LE CELLULE TUMORALI COME I BATTERI

Mariangela Russo e Alberto Bardelli (quest'ultimo nella foto) , rispettivamente ricercatrice e professore ordinario del Dipartimento di Oncologia dell’Università di Torino che operano presso l’Istituto di Candiolo FPO-IRCCS, hanno tratto ispirazione da un fenomeno che accade nell’ambito delle malattie infettive: sotto lo stress degli antibiotici, i batteri aumentano temporaneamente la capacità di mutare il proprio DNA, acquisendo nuove mutazioni che consentono loro di crescere nonostante la terapia. I ricercatori si sono chiesti se lo stesso stratagemma potesse essere sfruttato anche dai tumori.

 

I risultati appena pubblicati sulla rivista rivelano che le cellule resistenti ai farmaci non sempre sono già presenti. Alcune volte i tumori, sottoposti allo stress generato dalle terapie a bersaglio molecolare, si ‘adattano’ e cambiano il proprio corredo genetico acquisendo nuove mutazioni, che permettono al cancro di sopravvivere alle terapie. Il professor Bardelli e la dottoressa Russo hanno osservato che una frazione di cellule dei tumori intestinali smette di crescere, ma è in grado di sopravvivere all’assedio delle terapie a bersaglio. Nelle cellule assediate si modificano i meccanismi che regolano la riparazione del DNA; questo porta a un accumulo di mutazioni, che non sono più riconosciute e corrette. Tale processo prende il nome di mutagenesi adattativa. In altre parole, mutare per adattarsi, cambiare per sopravvivere: in presenza delle terapie a bersaglio molecolare le cellule tumorali accumulano mutazioni fino a diventare resistenti al trattamento, portando quindi alla ricaduta della malattia. Allo studio ha partecipato anche l’IFOM, con esperti di matematica computazionale.

 

QUALI SCENARI E POSSIBILITÀ TERAPEUTICHE SI APRONO DOPO QUESTA SCOPERTA?
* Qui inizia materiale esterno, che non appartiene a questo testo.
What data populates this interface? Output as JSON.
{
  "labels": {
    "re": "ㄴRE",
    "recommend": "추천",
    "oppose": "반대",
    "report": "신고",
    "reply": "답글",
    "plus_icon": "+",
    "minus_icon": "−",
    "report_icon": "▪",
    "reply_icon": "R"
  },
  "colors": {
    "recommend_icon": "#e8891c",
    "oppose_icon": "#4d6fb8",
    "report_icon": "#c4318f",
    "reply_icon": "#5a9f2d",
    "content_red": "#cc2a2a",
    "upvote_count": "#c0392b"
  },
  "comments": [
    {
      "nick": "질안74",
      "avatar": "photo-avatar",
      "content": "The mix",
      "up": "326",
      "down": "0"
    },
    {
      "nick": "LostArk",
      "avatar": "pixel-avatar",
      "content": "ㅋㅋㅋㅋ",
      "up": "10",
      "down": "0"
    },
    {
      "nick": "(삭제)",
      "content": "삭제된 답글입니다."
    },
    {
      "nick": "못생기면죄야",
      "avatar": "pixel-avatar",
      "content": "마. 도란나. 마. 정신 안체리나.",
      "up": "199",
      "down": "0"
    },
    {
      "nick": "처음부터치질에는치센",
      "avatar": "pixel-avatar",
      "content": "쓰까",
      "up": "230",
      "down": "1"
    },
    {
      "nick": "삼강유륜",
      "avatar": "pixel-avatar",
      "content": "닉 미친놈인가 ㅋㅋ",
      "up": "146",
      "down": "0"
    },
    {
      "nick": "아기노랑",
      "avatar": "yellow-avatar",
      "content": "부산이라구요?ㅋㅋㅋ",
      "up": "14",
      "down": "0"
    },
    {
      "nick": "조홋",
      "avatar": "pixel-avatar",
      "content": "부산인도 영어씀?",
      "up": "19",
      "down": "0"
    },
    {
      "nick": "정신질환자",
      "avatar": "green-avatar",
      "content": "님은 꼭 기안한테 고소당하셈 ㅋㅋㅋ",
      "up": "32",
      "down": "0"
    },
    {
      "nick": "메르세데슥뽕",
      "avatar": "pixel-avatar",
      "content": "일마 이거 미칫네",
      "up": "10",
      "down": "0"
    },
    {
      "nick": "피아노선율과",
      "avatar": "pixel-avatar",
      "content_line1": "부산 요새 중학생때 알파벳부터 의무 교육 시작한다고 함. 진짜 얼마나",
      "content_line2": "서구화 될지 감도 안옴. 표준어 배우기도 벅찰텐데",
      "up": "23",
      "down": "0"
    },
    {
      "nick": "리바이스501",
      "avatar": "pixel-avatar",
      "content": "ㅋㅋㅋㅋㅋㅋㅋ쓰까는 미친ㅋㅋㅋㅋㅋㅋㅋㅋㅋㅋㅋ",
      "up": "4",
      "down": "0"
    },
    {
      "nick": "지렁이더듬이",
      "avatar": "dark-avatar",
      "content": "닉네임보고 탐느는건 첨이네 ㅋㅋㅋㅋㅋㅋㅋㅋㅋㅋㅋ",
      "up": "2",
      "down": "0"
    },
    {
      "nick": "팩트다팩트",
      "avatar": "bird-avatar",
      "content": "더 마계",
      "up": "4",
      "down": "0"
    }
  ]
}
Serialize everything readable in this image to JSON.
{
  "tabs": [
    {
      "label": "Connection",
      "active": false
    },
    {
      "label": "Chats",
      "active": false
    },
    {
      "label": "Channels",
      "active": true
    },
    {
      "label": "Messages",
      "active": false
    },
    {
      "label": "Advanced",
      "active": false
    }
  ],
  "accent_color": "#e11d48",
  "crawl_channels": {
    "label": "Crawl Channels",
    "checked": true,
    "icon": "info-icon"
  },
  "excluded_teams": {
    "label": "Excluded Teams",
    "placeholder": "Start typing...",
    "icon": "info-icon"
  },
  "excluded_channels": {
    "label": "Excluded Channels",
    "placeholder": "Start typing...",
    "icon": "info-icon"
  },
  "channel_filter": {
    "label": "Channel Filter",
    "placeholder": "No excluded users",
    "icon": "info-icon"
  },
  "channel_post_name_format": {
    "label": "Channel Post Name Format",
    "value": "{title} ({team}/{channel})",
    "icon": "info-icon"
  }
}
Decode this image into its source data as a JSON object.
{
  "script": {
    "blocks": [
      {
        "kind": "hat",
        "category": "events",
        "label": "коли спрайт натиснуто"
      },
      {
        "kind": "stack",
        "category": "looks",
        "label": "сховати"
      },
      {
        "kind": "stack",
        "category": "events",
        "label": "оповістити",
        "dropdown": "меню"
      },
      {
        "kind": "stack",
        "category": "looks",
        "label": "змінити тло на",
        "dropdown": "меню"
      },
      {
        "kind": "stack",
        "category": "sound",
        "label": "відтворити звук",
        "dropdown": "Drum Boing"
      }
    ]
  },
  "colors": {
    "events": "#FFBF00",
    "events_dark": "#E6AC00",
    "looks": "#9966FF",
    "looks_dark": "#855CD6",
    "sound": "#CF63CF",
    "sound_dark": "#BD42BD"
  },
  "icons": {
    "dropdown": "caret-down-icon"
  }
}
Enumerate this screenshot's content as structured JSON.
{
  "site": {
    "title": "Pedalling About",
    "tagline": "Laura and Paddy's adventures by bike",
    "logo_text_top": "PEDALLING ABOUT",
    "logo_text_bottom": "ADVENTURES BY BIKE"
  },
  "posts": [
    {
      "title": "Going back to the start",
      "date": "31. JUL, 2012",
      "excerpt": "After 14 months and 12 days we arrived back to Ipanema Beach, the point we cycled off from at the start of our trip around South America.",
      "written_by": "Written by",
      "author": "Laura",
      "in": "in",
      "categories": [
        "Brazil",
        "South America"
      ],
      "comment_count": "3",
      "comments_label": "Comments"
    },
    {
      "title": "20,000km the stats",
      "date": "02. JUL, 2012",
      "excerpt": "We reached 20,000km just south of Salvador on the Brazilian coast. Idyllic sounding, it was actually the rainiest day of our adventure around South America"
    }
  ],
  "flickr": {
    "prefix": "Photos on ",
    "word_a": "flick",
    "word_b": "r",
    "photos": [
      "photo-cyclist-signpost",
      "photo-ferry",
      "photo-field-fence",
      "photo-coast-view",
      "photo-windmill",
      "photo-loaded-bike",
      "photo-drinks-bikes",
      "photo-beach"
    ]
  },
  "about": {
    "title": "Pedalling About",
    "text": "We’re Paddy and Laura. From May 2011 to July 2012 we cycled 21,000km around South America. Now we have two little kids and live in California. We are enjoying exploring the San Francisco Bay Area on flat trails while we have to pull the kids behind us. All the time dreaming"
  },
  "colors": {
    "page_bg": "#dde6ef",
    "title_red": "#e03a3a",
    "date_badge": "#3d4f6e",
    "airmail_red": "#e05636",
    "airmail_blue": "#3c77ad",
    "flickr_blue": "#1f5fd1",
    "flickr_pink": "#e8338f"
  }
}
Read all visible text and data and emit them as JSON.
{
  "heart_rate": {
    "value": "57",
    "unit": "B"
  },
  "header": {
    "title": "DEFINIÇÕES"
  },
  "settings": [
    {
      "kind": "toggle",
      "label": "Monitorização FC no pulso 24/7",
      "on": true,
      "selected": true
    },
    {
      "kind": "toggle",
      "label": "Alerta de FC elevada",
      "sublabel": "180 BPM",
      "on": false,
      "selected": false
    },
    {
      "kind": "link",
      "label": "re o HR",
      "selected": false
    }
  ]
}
Se la resistenza alle terapie non è sempre un fatto inevitavile, ma è legata a un processo che si attiva durante il trattamento stesso, allora colpire i meccanismi alla base della mutagenesi adattativa - sostiene lo studio - potrebbe aumentare le probabilità di successo dei farmaci già in uso. I ricercatori torinesi sono già al lavoro per individuare nel futuro prossimo nuovi bersagli terapeutici nel processo di mutagenesi adattativa che possano consentire di rallentare, o forse addirittura prevenire, l’insorgenza della resistenza alle terapie, prolungando così l’efficacia dei farmaci e la sopravvivenza dei malati di cancro.